Film Review: Beanpole (2019)
Visual Credit: Margot Whipps
Offering a uniquely feminine account of post-war trauma, Beanpole candidly juxtaposes the dog-eat-dog nature of female friendship with the unforgiving violence of war.
A genre dominated by gory battle sequences, few war films endeavor to focus on the anguish which lingers when the dust settles after combat. While director Kantemir Balagov refrains from dwelling on the chaos of physical battle, he masterfully captures the too-often overlooked psychological carnage of war, exemplifying subtle brutality in everyday exchanges with his second feature film, Beanpole (Russia, 2019). Immediately following the conclusion of World War II, the movie depicts the struggles of two young women as they attempt to rebuild their war-torn lives amidst a devastated Leningrad. Offering an intimate account of post-war trauma, Balagov effectively conflates the competitive anxieties which pervade female friendship with the ubiquitous violence of war.
The film begins with a close-up shot of Iya (Viktoria Miroshnichenko), nicknamed “Beanpole” in allusion to her gangly stature, as she resides in a state of standing paralysis. Staring catatonically, she towers above the women bustling around her as they appear strangely unfazed by her unresponsiveness. A nurse tending to those injured in combat, Beanpole herself is an ex-soldier, and it is soon revealed that her bouts of immobility stem from a head injury sustained in battle which led to her discharge. When an untimely spell of paralysis lands her in the throes of unspeakable tragedy (no spoilers!), Beanpole is shocked to find that Masha (Vasilisa Perelygina), her comrade and close friend, has also returned from the front.
As Masha secures employment alongside Beanpole at the hospital, she beguiles the timid young woman into a web of manipulation. Cashing in on a “favor” which she believes is owed to her, Masha subjugates Beanpole into conceiving and carrying a child on her behalf.
This disconcerting proposition frames the remainder of the narrative as the women attempt to contrive a sense of normalcy, vesting hope in the unborn child as it functions to represent their own figurative rebirth.
As their forced codependency becomes increasingly detrimental to both women, each vies for domination over the other: frantically admitting to a cohort, “I need to be the master of her,” Beanpole reveals her desire to reign over Masha, yearning to establish control amidst chaos.
A testament to Balagov’s directorial expertise, Beanpole uniquely depicts destruction via internal character conflict, a technique more jarring than the blood-and-guts brutality permeating most other films of its kind. With the unsettling silence of the hospital and Beanpole’s despondent stare, he eerily illuminates violence in the mundane, insisting that the repercussions of war are just as horrifying as active siege. Accordingly, the film’s cinematography brilliantly supplements its plot: richly saturated interiors contrast the pale, sullen complexions of its characters, subtly suggesting that while physical battle may have concluded, psychological strife lingers.
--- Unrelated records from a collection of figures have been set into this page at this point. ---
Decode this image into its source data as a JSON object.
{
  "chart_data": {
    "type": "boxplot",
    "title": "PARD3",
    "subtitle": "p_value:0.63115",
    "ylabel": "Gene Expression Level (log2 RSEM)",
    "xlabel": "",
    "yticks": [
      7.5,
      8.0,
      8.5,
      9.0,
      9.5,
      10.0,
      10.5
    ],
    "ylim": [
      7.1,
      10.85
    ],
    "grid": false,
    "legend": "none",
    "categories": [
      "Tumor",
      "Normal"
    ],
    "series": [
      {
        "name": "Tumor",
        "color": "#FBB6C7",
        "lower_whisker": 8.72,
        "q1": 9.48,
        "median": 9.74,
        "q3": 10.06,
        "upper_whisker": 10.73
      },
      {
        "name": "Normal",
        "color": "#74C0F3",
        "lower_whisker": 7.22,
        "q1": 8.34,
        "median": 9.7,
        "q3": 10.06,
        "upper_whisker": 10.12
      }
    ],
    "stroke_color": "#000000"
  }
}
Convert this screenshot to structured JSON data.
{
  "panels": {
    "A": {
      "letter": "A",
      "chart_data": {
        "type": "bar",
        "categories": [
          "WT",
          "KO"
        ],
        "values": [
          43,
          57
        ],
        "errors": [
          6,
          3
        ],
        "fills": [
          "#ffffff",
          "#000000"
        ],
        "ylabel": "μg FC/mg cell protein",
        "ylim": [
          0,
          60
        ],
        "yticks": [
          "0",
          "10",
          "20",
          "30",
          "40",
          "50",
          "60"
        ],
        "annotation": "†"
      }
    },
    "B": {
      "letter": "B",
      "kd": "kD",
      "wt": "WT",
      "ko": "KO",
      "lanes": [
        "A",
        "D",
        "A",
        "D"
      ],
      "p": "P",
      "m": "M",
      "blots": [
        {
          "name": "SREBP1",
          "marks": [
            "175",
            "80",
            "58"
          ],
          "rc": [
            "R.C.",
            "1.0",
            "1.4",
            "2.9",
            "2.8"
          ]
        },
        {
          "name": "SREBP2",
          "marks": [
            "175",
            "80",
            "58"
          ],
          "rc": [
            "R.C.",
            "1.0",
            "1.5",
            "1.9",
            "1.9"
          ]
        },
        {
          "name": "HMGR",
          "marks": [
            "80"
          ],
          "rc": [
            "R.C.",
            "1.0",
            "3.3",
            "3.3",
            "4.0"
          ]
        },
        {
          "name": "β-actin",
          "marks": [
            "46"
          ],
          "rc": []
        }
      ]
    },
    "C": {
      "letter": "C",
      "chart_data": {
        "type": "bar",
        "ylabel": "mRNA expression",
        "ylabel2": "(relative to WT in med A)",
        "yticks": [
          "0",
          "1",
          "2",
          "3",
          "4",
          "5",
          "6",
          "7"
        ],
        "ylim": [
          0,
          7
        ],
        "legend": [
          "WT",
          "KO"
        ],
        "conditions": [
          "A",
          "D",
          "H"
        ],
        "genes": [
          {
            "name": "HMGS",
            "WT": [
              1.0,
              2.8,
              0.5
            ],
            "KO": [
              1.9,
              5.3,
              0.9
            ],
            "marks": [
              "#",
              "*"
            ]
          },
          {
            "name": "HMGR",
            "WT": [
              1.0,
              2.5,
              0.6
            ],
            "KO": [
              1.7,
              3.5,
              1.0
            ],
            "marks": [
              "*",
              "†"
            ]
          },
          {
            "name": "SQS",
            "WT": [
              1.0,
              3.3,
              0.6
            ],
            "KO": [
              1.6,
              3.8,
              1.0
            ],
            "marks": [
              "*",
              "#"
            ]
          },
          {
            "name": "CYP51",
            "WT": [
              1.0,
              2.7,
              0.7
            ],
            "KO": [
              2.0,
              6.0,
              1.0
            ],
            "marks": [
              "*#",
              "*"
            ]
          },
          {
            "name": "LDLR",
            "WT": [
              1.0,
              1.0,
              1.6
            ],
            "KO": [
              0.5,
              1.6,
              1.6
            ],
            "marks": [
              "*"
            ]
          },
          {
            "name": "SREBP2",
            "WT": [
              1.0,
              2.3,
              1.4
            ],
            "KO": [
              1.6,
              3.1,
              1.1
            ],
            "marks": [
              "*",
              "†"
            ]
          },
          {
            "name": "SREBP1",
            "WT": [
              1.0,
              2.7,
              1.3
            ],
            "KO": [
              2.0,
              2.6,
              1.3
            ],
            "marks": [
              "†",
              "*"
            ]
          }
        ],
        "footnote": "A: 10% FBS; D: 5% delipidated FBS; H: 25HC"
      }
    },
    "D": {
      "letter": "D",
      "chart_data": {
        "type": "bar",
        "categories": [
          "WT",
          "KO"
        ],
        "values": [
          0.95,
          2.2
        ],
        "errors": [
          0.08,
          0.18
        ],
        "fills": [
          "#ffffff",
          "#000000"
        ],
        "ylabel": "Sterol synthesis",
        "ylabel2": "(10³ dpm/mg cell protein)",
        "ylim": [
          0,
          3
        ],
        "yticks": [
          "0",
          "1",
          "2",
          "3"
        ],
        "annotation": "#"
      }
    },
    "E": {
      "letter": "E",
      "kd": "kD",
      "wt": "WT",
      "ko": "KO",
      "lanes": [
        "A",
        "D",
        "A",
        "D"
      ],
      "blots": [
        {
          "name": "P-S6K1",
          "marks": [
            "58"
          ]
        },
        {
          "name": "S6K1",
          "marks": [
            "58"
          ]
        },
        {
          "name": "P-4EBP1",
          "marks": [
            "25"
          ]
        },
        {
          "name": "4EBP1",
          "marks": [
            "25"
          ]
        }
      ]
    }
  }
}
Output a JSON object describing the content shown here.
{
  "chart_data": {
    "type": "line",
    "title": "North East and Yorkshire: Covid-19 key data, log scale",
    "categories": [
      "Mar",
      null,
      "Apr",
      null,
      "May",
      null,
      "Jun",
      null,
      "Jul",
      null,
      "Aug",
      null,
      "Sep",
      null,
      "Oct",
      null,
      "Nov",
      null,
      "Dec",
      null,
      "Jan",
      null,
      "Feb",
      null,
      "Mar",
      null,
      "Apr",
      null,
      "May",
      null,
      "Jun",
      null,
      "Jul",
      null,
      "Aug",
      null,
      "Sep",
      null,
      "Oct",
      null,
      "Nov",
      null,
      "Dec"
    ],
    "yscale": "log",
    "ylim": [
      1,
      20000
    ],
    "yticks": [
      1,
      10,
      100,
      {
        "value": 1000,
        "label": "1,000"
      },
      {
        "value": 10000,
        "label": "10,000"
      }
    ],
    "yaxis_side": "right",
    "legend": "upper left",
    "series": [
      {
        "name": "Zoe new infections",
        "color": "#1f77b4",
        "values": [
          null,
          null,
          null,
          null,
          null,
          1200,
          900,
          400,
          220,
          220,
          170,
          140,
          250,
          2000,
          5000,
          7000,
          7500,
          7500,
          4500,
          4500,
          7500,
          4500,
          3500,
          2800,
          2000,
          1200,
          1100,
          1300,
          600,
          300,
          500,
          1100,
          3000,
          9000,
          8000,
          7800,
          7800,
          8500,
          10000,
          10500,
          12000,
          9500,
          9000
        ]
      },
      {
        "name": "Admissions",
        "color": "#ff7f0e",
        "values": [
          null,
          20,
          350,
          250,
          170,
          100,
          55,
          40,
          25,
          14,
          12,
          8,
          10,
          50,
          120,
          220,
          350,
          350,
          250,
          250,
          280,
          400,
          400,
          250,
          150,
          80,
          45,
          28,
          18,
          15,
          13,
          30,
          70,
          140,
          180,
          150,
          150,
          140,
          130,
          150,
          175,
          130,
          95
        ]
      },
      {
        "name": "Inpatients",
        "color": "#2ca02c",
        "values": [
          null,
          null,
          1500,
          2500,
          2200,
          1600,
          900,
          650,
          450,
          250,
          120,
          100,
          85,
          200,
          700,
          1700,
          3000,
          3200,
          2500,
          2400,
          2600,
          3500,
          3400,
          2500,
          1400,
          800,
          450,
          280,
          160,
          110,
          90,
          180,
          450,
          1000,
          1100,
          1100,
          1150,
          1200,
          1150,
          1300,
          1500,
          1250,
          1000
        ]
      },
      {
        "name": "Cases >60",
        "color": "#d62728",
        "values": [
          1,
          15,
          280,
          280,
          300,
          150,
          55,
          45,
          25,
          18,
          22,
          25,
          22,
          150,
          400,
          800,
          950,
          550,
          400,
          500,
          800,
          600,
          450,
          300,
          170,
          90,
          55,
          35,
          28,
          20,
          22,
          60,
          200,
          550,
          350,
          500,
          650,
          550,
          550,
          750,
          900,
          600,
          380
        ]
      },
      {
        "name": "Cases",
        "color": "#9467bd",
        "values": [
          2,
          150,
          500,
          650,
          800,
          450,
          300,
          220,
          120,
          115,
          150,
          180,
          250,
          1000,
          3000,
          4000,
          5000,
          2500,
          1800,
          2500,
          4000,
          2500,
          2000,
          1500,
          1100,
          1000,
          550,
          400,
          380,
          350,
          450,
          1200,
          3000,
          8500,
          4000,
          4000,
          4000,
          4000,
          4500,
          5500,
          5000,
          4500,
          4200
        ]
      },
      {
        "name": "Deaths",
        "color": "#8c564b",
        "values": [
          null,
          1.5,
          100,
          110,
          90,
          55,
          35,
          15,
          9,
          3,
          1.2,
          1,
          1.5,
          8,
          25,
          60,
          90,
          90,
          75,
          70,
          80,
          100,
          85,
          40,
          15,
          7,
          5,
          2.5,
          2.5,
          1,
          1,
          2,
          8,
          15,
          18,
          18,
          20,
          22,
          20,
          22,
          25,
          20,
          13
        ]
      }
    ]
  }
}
Loosely based on Svetlana Alexievich’s The Unwomanly Face of War (1985), an oral history of the Russian women who braved the front lines during World War II, Balagov’s film provides a uniquely feminine perspective which seldom exists within this genre. Though Beanpole and Masha nurse injured male soldiers, the narrative notably subverts the archetype of the inherently gentle, domestic wartime woman, safely supporting men from the periphery of the battlefield: Beanpole offers no solace in womanhood, candidly depicting the indiscriminate nature of violence and, in doing so, providing a sobering glimpse at the aggressive essence of female friendship.
Offering an intriguingly female-centric account of post-war trauma, Beanpole candidly juxtaposes the dog-eat-dog nature of female friendship with the unbridled violence of war. Though undeniably heavy in subject matter, the film’s breathtaking mise en scène and unexpectedly relatable characters make for an unforgettable viewing experience. Fans of historical fiction, foreign film buffs, or simply anyone looking to try something new – check it out!